CRN-Kopfnuss

Knechtschaft 2.0

19. Dezember 2014, 16:03 Uhr | Timo Scheibe
Wer viel Sport macht und das per App dokumentiert, wird von der Krankenkasse belohnt
© Maksim Toome - Fotolia.com

Das Thema Big Data ist bei den Versicherungen angekommen. Kunden sollen für persönlichen Informationen mit Rabatten und günstigen Tarifen belohnt werden. Mit allen möglichen Folgen.

Krankenversicherungen schauen sich nach neuen Kooperationspartnern um. Als erste Versicherung machte die Versicherungsgruppe Generali ihre Pläne publik, Daten über Fitness, Ernährung und Lebensstil ihrer Kunden zu sammeln. Ein Belohnungssystem und Rabatte bei der Krankenversicherung sollen einen gesunden Lebensstil fördern. In Frankreich arbeitet die Axa nun mit Samsung zusammen. Die Armbanduhr Gear 3 des Herstellers soll Fitnessdaten der Versicherten sammeln, um zu einem gesünderen Leben beizutragen. Bis das System nach Deutschland kommt, scheint es nur noch eine Frage der Zeit zu sein.

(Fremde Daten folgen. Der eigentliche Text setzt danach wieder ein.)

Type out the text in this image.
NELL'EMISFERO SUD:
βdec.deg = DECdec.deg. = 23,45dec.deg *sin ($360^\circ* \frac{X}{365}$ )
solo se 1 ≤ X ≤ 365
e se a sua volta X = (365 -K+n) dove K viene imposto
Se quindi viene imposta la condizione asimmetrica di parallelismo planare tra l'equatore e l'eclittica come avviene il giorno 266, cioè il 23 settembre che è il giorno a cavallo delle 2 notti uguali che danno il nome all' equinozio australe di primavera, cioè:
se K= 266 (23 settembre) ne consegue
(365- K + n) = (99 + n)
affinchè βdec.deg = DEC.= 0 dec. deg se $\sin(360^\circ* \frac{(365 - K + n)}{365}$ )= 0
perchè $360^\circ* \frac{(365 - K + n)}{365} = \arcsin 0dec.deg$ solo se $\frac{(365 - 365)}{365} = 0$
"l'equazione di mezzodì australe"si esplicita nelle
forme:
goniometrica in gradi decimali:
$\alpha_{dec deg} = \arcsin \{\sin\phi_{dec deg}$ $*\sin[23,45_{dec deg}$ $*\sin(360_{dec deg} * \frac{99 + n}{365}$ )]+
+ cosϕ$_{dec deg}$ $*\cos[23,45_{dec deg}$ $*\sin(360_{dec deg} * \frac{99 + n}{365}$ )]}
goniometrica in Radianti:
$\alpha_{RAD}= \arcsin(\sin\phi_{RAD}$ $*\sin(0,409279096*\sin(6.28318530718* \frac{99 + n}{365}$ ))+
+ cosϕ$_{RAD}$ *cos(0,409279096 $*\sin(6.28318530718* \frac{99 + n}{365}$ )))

Was als milde Gabe für die Versicherten anfängt könnte sich schon bald als Knechtschaft 2.0 erweisen. Mit der Datenanalyse lassen sich schwarze Schafe von der Herde separieren und finanziell bestrafen. Wer nicht mitmacht steht unter Generalverdacht. Angestellte, die schon jetzt in ihrer Freizeit dank Smartphone, Tablet und Co. für ihre Arbeit immer erreichbar sind, dürfen sich über den neuen Trend besonders freuen. Verschnaufpausen auf dem gemütlichen Sofa könnten dann schnell per Push-Nachricht ihr jähes Ende finden: »Heute schon Sport gemacht?« Also geht es rein in die Laufschuhe, das Schnitzel von heute Mittag muss noch schnell abtrainiert werden. Das Feierabendbier nach der Trainingseinheit? Maximal isotonisch – sonst droht die höhere Beitragsklasse. Und das kann wehtun.

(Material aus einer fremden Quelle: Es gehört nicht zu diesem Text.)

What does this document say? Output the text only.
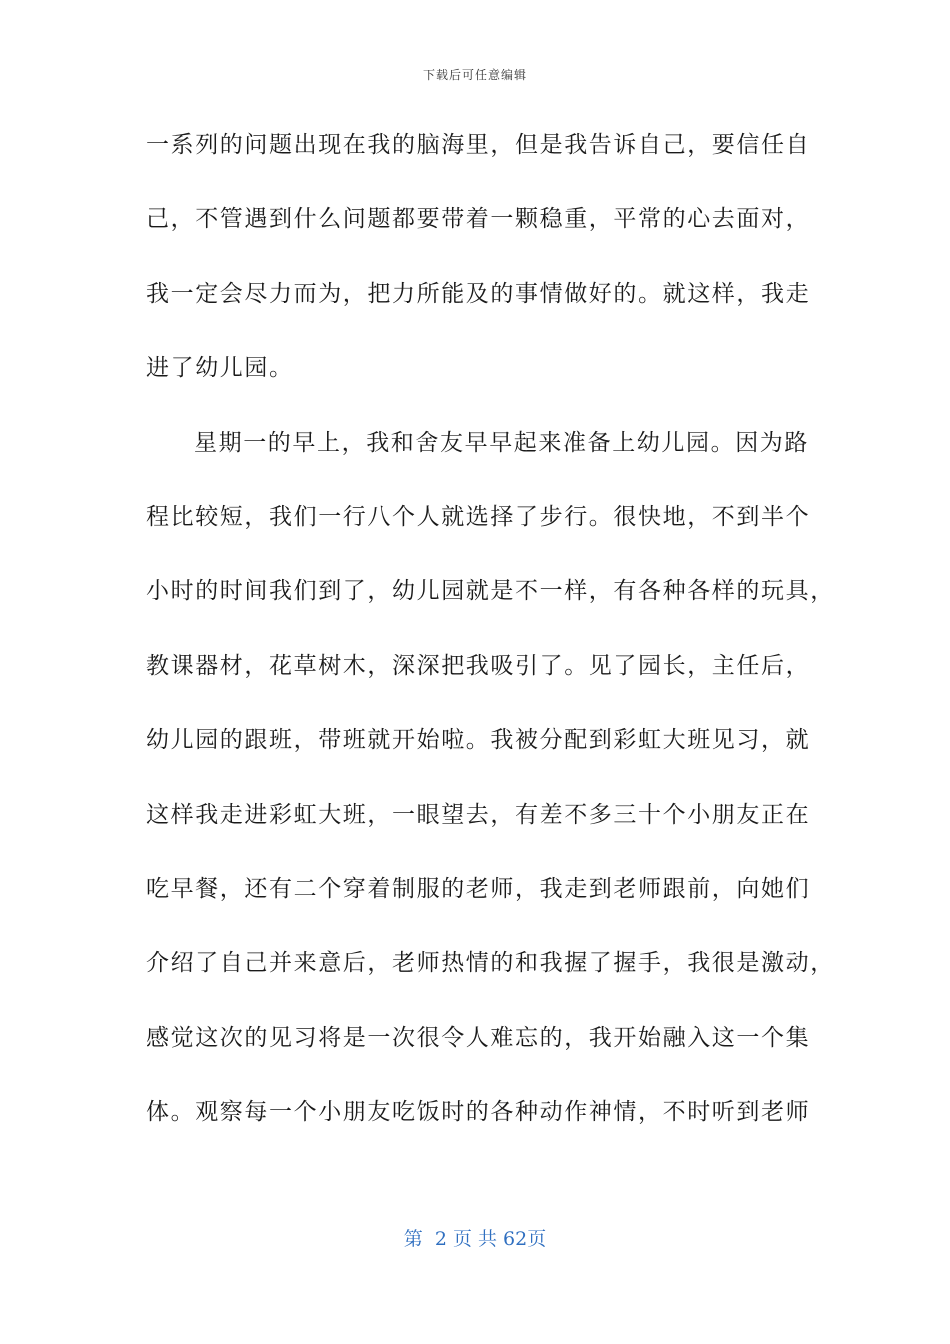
下载后可任意编辑
一系列的问题出现在我的脑海里，但是我告诉自己，要信任自
己，不管遇到什么问题都要带着一颗稳重，平常的心去面对，
我一定会尽力而为，把力所能及的事情做好的。就这样，我走
进了幼儿园。
星期一的早上，我和舍友早早起来准备上幼儿园。因为路
程比较短，我们一行八个人就选择了步行。很快地，不到半个
小时的时间我们到了，幼儿园就是不一样，有各种各样的玩具，
教课器材，花草树木，深深把我吸引了。见了园长，主任后，
幼儿园的跟班，带班就开始啦。我被分配到彩虹大班见习，就
这样我走进彩虹大班，一眼望去，有差不多三十个小朋友正在
吃早餐，还有二个穿着制服的老师，我走到老师跟前，向她们
介绍了自己并来意后，老师热情的和我握了握手，我很是激动，
感觉这次的见习将是一次很令人难忘的，我开始融入这一个集
体。观察每一个小朋友吃饭时的各种动作神情，不时听到老师
第  2 页 共 62页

Sollte das nicht mehr helfen, geht es auch eine Stufe härter: Per Fußfessel lassen sich nun nicht nur die Fitness-Daten besser überwachen. Wer partout nicht lossporteln will oder seinem Tarifvereinbarungen hinterherhinkt kann durch dosierbare Stromschläge schnell vom Sofa gebuzzert werden. Weniger Schmerz durch mehr Sport oder wer nicht hören will muss leiden. Mit einem elektrischen Armband kann auch leicht eine Entscheidungshilfe im Supermarkt geschaffen werden. Der Griff zur Schokoladentafel löst dann einen elektrischen Impuls aus. Das ungesunde Objekt der Begierde landet nicht im Einkaufswagen. Streicheleinheiten gibt es nur in der Gemüse- und Obstabteilung. Konditionierung der Versicherten durch totale Überwachung. Aber alles zum Wohl der Kunden und für eine gesunde Lebensweise.